Pero la crisis de la Argentina va más allá del endeudamiento y de una prolongada recesión, es una crisis de dirigentes. La mediocridad y la falta de imaginación campean por todas partes, en la política y en la prensa, en la empresa y en la iglesia, en la intelectualidad y los ámbitos culturales.

La máxima aspiración de las clases económicamente mejor situadas –por fuerza, las ahora llamadas a producir dirigentes– es enviar a sus hijos a colegios bilingües y emplearlos en alguna empresa extranjera. Este ejemplo se derrama hacia abajo y hoy los jóvenes más capacitados hacen cola en los consulados en busca de un destino fuera de su tierra.

Y sin embargo, el país aún logra producir figuras que se destacan en uno u otro ámbito. Lo que fuera de la Argentina no se sabe es que quienes logran destacarse en ese país, lo hacen a fuerza de empuje personal y venciendo obstáculos que desanimarían a cualquiera en cualquier parte del mundo.

De la sociedad argentina podría decirse lo que se dijo del Cid cuando entró a Burgos: “Ah, qué buen vasallo si tuviese un buen señor”.

Favaloro era uno de esos señores. Alguien que abandonó una promisoria carrera médica en centros de salud internacionales para regresar a su patria y crear algo propio, ladrillo a ladrillo, para enseñar y estimular, con humildad y generosidad. El país, finalmente, y como a muchos otros, lo destrozó.

Se dice, y probablemente sea cierto, que la fundación que lleva su nombre y que financiaba sus emprendimientos médicos y académicos estaba en serios apuros económicos. Pero Favaloro no parecía la clase de hombre que se deja vencer por ese tipo de apremios.
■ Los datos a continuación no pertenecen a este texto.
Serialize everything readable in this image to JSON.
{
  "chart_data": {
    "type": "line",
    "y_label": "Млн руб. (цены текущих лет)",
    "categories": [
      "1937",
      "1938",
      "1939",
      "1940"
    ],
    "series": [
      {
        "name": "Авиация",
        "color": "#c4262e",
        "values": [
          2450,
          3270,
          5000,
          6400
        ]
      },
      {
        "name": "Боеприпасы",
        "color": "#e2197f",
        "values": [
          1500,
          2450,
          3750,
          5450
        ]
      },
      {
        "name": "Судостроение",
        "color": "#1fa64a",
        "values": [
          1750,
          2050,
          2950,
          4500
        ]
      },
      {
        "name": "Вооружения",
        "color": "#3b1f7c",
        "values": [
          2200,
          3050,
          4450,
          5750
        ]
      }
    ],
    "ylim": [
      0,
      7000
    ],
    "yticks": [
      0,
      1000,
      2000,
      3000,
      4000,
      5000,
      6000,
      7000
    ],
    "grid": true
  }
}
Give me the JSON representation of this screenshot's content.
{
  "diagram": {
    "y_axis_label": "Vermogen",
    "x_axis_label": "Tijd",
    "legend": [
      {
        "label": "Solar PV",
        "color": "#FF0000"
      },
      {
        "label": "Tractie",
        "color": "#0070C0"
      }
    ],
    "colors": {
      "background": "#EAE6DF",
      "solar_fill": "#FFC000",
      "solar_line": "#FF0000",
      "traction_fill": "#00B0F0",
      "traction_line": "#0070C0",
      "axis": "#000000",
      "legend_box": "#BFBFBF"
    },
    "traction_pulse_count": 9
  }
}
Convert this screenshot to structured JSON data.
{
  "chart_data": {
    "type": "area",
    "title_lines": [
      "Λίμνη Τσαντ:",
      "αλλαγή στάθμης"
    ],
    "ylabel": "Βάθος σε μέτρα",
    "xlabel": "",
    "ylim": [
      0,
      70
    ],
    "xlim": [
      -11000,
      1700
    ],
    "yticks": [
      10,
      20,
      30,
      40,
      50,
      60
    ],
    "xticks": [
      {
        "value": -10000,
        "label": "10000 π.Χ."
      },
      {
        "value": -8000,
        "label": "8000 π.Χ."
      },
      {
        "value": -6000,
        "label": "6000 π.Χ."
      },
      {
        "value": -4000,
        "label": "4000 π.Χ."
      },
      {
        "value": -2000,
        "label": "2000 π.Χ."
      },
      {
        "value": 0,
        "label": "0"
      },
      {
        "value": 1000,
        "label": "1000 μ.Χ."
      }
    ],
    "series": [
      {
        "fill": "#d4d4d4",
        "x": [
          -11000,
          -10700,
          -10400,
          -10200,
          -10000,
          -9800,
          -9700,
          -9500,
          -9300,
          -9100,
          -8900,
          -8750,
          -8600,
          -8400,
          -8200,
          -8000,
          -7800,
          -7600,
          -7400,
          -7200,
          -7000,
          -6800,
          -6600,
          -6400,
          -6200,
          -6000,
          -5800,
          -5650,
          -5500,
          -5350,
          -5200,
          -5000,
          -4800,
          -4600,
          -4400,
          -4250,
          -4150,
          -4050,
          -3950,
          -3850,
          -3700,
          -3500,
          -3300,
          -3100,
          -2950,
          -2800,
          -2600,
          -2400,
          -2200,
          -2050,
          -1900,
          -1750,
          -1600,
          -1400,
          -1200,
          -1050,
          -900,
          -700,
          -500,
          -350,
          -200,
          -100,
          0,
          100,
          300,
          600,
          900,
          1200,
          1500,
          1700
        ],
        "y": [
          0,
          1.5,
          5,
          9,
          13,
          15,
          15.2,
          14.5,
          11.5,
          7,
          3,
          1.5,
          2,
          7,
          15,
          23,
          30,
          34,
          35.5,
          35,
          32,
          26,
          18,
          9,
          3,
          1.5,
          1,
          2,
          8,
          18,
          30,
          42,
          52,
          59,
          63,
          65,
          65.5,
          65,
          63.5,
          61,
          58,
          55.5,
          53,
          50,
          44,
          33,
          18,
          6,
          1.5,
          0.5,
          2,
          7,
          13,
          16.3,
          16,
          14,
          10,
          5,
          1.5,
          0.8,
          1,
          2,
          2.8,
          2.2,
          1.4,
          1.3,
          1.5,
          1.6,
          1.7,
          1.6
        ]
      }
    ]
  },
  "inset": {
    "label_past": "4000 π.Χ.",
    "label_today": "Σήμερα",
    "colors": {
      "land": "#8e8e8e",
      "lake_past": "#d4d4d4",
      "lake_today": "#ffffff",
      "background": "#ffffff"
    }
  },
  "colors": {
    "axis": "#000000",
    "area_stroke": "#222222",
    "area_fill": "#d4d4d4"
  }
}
Su angustia era otra: la sordera, la indiferencia, el desprecio de los poderosos que ya ni creen necesario apoyar causas como la suya aunque sólo sea como un ejercicio de relaciones públicas.

“Fíjese, doctor, que llamo aquí, llamo allá y ni siquiera me atienden, y cuando me atienden no me reconocen, y son semanas, y son meses, y la deuda crece, crece…”, le confiaba a un periodista del diario La Nación semanas antes de tomar su dolorosa decisión.

Esa decisión fue un llamado de atención, el último servicio que Favaloro rindió al país. ¿Sabrá la Argentina escuchar su mensaje? Uno quisiera creer que sí. Pero si ni la dura experiencia de los miles de muertos de la “guerra sucia” y la “guerra limpia” sirvieron para nada, poco lugar hay para el optimismo.